Sunshine Vitamin On The Wane


It’s great getting out and about for autumn walks, as long as you’re wrapped up against the elements. However, there’s not enough sun in the colder months to provide us with sufficient levels of vitamin D.

The NHS say that in the UK sunlight doesn’t contain enough UVB radiation from October through to early March for our skin to be able to make vitamin D, so during these months, we rely on getting our vitamin D from food sources (including fortified foods) and supplements.

Telltale Signs

Nutritionist, Alix Woods, gives these seven telltale signs which may indicate you are lacking in vitamin D, also known as the sunshine vitamin.

  • Feeling tired and fatigued are often signs of low vitamin D levels. A blood test can be done to confirm any possible deficiency.
  • As a result of low vitamin D, immune function may be below par and the incidence of illness and infections can be more frequent, with recovery times being longer than normal.
  • A common sign of lacking in vitamin D can be if you get frequent bone, back and muscle aches.
  • Bone loss may occur because vitamin D is required for the proper absorption of calcium, the primary bone mineral.
  • Hair loss may be due to low vitamin D as this vitamin is required to stimulate hair follicles, which encourage hair growth.
  • Slow wound healing may also be a sign of a lack of vitamin D.
  • Depression can be linked to low vitamin D, as it is required for the production of our mood enhancing hormone, serotonin.

A Natural Source

“Few foods naturally contain vitamin D,” Alix explained. “Some fungi such as mushrooms are a natural source of vitamin D2, while foods such as oily fish (such as salmon and mackerel) and egg yolks contain vitamin D3. But in the UK, a large proportion of the population is coming up short.

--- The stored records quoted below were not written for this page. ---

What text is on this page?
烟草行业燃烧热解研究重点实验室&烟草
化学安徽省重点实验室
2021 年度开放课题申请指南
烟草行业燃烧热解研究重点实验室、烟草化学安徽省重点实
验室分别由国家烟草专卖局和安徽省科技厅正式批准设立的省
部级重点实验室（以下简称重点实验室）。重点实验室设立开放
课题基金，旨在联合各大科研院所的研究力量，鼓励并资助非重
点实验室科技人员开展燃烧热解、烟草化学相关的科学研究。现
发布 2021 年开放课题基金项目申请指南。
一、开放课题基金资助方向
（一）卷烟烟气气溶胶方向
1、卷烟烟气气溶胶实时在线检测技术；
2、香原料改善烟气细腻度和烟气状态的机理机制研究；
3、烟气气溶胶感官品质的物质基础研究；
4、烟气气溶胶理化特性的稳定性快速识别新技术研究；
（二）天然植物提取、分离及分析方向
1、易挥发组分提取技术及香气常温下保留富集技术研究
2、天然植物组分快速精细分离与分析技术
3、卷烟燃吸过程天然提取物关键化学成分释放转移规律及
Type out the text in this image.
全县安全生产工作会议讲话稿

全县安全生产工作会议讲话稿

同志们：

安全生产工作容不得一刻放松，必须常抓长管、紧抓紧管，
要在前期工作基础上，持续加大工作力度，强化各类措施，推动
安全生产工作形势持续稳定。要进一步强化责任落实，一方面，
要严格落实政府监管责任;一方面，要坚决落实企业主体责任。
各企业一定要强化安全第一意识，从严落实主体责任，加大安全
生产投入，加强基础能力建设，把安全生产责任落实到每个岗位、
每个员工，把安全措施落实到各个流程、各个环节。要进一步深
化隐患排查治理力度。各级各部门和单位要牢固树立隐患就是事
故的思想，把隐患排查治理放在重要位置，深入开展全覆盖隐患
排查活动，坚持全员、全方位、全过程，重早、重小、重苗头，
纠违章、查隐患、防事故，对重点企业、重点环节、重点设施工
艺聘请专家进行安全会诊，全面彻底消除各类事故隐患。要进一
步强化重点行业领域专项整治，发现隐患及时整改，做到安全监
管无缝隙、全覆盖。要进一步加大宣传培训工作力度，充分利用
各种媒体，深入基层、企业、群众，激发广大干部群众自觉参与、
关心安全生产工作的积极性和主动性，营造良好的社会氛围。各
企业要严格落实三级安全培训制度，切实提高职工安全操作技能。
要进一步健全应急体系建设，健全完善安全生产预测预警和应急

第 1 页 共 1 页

“To make sure you’re getting your daily dose of vitamin D, you could try a supplement, such as Sense* for Busy Lives Superfood Powder (35g, £6.99, Boots), which also contains an array of other vitamins.”

If you are taking medication and are unsure whether you should be taking supplements, it’s worth having a chat with your local pharmacist or GP. Always read the label carefully before using.